En mi agradecimiento del premio mencioné a Warren, no le dije lo del despertar de mi sexualidad de milagro. Pero sí mencioné muy contento que por fin le tenía en una película mía (recordad las imágenes de Natalie Wood y Beatty en el monólogo de Asier Etxeandia).

Con el mismo traje y los mismos deseos de agradar y ser agradado me planté en el Hotel Intercontinental, donde los críticos celebraban sus prestigiosísimos premios y daban una lección de lo que debería haber ocurrido este año. Mejor Película para Parásitos; Mejor Actor, Antonio Banderas y Mejor Película Internacional, Dolor y Gloria.

Pero a lo que iba. Salí por primera vez a la calle después de 17 días de confinamiento absoluto. No quería perderme la sensación que experimenté, y la razón era real, comprar comida en una especie de ultramarinos que hay en el barrio. La sensación era rara, pero de una enorme paz, un silencio y un vacío muy gratos. No estaba pensando en ese momento en los muertos y los infectados, me sentía ante una imagen inédita de Madrid y una situación igualmente insólita a la que todavía no sé cómo calificar.
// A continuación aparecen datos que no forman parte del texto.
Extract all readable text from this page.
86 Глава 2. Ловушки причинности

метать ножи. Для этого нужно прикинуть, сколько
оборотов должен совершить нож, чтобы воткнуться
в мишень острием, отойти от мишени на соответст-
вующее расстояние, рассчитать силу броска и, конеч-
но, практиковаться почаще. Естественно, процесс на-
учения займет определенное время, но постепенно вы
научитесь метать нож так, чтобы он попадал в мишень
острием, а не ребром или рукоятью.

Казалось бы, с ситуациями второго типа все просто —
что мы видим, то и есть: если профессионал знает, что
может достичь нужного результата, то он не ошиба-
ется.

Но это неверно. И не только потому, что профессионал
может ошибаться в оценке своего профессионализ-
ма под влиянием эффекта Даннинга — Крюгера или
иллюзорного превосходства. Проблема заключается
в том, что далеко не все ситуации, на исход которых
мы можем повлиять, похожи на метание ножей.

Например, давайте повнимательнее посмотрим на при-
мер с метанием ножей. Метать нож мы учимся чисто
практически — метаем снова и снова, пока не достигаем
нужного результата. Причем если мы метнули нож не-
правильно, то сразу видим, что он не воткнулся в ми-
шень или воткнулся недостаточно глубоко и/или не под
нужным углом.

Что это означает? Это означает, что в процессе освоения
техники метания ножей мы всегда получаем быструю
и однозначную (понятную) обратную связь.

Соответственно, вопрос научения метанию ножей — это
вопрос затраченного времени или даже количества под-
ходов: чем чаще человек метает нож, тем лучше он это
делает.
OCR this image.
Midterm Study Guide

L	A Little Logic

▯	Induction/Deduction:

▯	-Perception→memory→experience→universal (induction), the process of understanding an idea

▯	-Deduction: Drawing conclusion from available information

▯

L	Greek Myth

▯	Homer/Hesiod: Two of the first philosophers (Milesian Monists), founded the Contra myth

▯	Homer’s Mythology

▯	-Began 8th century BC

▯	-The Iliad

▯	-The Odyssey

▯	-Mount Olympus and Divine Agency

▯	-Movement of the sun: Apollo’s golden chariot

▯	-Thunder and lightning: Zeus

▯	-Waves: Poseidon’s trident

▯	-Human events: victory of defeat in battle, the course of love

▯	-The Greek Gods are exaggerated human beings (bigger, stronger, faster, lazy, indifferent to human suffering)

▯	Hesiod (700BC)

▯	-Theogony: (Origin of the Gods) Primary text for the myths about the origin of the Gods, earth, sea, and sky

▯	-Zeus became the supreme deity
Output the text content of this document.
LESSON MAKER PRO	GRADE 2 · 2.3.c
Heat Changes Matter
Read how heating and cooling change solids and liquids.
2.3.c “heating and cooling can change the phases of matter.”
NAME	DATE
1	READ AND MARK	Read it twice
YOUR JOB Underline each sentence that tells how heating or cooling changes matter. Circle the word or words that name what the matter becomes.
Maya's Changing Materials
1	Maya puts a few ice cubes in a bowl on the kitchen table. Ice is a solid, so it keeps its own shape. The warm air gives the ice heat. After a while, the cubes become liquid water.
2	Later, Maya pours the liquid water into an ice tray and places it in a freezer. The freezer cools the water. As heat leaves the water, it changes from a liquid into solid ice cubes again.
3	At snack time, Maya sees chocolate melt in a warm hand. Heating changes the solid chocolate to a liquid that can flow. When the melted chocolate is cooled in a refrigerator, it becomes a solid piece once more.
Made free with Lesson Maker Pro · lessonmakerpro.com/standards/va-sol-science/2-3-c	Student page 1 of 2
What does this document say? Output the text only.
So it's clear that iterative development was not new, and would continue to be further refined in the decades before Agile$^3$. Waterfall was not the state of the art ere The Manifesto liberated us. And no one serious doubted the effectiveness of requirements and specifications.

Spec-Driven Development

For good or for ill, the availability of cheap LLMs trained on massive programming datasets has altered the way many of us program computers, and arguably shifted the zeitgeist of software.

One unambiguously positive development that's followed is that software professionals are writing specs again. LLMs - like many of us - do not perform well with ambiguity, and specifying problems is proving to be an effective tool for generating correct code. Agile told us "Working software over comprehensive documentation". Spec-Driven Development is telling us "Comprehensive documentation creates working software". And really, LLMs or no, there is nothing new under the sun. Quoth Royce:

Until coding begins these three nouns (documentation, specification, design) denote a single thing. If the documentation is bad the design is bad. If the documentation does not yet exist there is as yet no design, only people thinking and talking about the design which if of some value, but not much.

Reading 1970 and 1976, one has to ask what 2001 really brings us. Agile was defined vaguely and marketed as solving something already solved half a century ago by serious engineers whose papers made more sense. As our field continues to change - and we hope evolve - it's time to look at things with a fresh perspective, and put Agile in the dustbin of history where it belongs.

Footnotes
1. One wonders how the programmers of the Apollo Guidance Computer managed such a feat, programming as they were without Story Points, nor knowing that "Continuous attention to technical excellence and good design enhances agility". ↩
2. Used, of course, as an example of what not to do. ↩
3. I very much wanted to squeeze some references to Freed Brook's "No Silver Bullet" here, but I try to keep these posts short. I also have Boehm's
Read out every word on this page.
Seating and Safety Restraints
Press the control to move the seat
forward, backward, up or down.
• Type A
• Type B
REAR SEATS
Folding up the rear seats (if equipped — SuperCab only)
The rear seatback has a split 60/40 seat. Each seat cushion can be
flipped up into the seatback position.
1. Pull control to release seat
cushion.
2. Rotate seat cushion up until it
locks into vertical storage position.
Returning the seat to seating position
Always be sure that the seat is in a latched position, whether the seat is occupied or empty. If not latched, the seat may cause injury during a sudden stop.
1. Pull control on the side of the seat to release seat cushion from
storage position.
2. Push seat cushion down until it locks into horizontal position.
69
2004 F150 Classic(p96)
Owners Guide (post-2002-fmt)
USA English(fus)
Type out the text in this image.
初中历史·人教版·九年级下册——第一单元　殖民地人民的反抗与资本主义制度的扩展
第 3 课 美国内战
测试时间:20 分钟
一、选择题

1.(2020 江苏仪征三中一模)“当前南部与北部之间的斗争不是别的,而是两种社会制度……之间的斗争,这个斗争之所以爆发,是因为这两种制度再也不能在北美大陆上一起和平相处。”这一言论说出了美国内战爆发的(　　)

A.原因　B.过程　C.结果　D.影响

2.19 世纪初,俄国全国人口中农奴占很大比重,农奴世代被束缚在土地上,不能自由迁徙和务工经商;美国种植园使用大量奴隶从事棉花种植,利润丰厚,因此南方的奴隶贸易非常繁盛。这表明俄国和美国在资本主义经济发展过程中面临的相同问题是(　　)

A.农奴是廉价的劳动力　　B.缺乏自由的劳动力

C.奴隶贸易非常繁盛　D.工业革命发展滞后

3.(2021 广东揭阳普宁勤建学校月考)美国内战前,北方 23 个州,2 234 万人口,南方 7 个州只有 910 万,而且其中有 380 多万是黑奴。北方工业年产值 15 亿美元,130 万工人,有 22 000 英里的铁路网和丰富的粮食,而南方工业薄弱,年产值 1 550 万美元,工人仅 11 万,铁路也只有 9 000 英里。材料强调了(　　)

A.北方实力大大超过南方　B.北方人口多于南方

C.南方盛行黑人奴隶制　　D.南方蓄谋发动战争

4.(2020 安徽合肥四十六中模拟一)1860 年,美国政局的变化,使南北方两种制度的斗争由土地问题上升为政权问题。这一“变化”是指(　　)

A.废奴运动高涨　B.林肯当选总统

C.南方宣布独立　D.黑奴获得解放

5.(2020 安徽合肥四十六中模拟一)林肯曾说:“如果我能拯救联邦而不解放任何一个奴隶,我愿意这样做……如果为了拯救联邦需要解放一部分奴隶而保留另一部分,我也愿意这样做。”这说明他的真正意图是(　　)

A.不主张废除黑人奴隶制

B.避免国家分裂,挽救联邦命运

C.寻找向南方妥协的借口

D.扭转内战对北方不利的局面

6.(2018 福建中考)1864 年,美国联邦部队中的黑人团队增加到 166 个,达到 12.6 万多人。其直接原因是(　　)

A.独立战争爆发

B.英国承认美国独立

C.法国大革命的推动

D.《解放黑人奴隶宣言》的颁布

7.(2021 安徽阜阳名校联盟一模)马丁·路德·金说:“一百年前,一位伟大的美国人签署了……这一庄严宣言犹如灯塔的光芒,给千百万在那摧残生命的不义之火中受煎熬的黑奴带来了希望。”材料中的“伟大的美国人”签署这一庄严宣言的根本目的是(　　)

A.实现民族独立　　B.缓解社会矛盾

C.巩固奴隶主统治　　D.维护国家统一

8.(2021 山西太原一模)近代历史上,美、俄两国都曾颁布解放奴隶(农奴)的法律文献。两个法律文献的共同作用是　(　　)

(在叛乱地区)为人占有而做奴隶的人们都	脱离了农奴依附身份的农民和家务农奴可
Prefiero no pensar en las víctimas (esto no es del todo cierto, trato de ayudar dentro de mis posibilidades). Todos conocemos las terribles cifras y yo he escrito esta especie de díptico justamente para olvidarme de ello, es una forma de huida hacia delante. Si me detengo ante la realidad creo que caeré fulminado. Y no quiero.